«Für das Depot habe ich mich verschuldet»

Wie wohnen ohne Geld? Diese Frage stellte ich Anfang Jahr im Rahmen einer Schreibwerkstatt. 8 Personen, die am Existenzminimum leben, waren dabei und erzählten von ihren Erfahrungen.

Die Journalistin Andrea Keller und die Schriftstellerin Tanja Kummer haben den Teilnehmenden lustvolles Schreiben näher gebracht und gemeinsam mit ihnen an Texten gefeilt. Entstanden sind eindrucksvolle Zeugnisse schwieriger Wohnverhältnisse, die wir in einer Broschüre mit dem Titel «Wohnen/Schreiben» herausgeben. Am 15. Mai um 18:30 Uhr findet die erste von fünf Lesungen im Kanton Zürich statt, in unserem Secondhand-Laden im Viadukt. Ich freue mich, wenn Sie dabei sind.

Ein Text aus der Broschüre «Wohnen/Schreiben»:

Warum ich ein Doppelleben führe
Weil meine Siedlung abgerissen werden sollte, musste ich umziehen. Also besichtigte ich alle möglichen und unmöglichen Wohnungen. Maximal 1‘100 Franken durfte sie kosten. Da mein Lohn nicht zur Existenzsicherung reicht, werde ich ergänzend vom Sozialamt unterstützt. Dies war der Grund für viele Absagen.

Nach unzähligen erfolglosen Bewerbungen hatte ich doch noch Glück. Endlich bekam ich die Zusage für eine 2.5-Zimmer-Wohnung. Juhu! Meine Freude war gross. Es war nicht irgendeine Wohnung, nein sie gefiel mir wirklich. Der Nachteil: Der Mietzins lag 250 Franken über meinem Budget. Also hätte ich weniger Haushaltsgeld. Die Vorteile: Ein grosser Balkon in grün belaubten Baumwipfeln. Eine grosszügige Essecke neben der Küche. Ein Gasherd. Ein helles Wohnzimmer.

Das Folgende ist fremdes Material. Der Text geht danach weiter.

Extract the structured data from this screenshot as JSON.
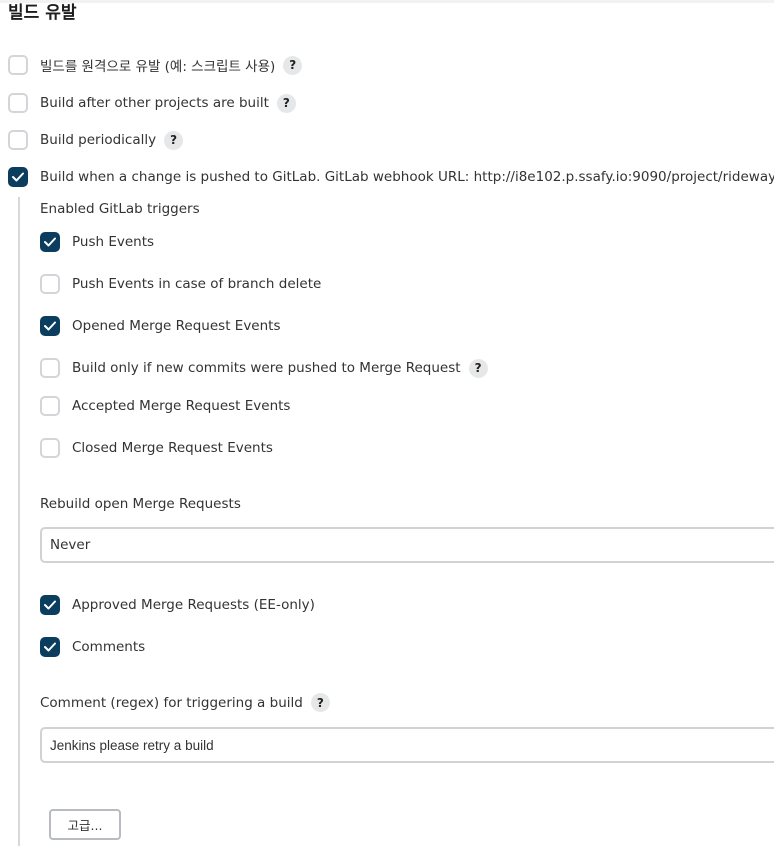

Als der Mietvertrag kam, war ich so glücklich, dass ich nicht aufhören konnte zu lachen. Doch wie sollte ich das Mietzinsdepot von 2‘700 Franken bezahlen? Das Sozialamt wollte mir eine Mietzinsdepot-Garantie ausstellen, aber kein Geld einbezahlen. Also musste ich die Verwaltung anrufen. Als die Sachbearbeiterin hörte, dass ich ergänzend vom Sozialamt unterstützt werde, nahm Sie die Wohnungs-Zusage zurück.

Ich war bestürzt. Was war falsch an mir, dass ich keine Wohnung bekam? Reichte es denn nicht aus, einen Betreibungsregister-Auszug zu schicken? Auskünfte und Referenzen beim bisherigen Vermieter einzuholen? Am Arbeitsplatz anzurufen und ausführliche Telefongespräche mit meiner Vorgesetzten zu führen? Drei problemlose Mietverhältnisse in den letzten 23 Jahren zu haben?

Was nun? Es blieb mir nicht mehr viel Zeit. In wenigen Wochen musste ich ausziehen. Also musste ich weiter suchen. Weiter hoffen und bangen. Als letzte Mieterin verliess ich meine alte Siedlung. Endlich hatte ich eine 2-Zimmer-Wohnung gefunden. 150 Franken über dem Budget. Für das Mietzinsdepot habe ich mich verschuldet. Mein Vermieter weiss nicht, dass ich ergänzend vom Sozialamt unterstützt werde. Meine Nachbarn auch nicht. Ich führe ein Doppelleben.

Die Autorin, geboren 1967, ist Zürcherin. Sie war längere Zeit arbeitslos und lebt und arbeitet heute im Zürcher Unterland. Da ihr Einkommen unter dem Existenz-Minimum liegt, wird sie ergänzend vom Sozialamt unterstützt.